Michelle Williams’ on-screen time is very limited, and yet she too brings an emotional, intriguing and somewhat draining performance. She provides a relatability and warmth at times that others do not, and give an incredibly strong and raw emotional performance that belies how little she is actually in the film.
In other hands, and with a less capable cast, Manchester by the Sea could have become a turgid bore, but even with its slightly uneven pacing and melancholic undertones, it somehow manages to remain an interesting watch. The frequent humour of the film is much needed and certainly brings a levity without which the film could become intolerable. But the comedy never detracts from the over-aching storyline nor does it undermine the emotional engagement the film so carefully constructs.

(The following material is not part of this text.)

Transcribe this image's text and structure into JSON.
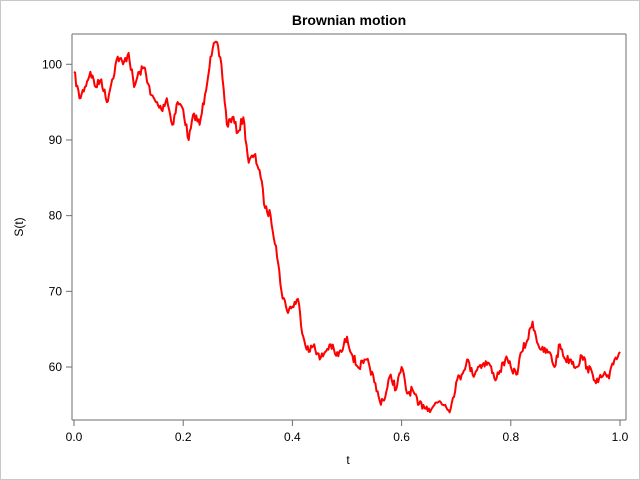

The score blends perfectly with the plot and allows the film to maintain its connection with audiences even when there is little action on-screen. Lesley Barber brings a methodological melody to the visuals that encourage engagement from the viewer and perfectly accentuates the more nuanced emotions and scenarios the film explores.
There is very little to the story in terms of action, but the emotional progression brings a depth frequently missed by Hollywood’s recent offerings. The heartbreaking plot can be a little slow at times, but this more subdued pacing allows the audience to fully engage and explore the relationships and developments on-screen, helped by some excellent performances from the entire cast, Affleck, Williams and Hedges in particular.
While Manchester by the Sea is not necessarily a film that will become a firm favourite for rewatching, much like Room and Arrival, it is one that will stay with the audience long after the end credits roll.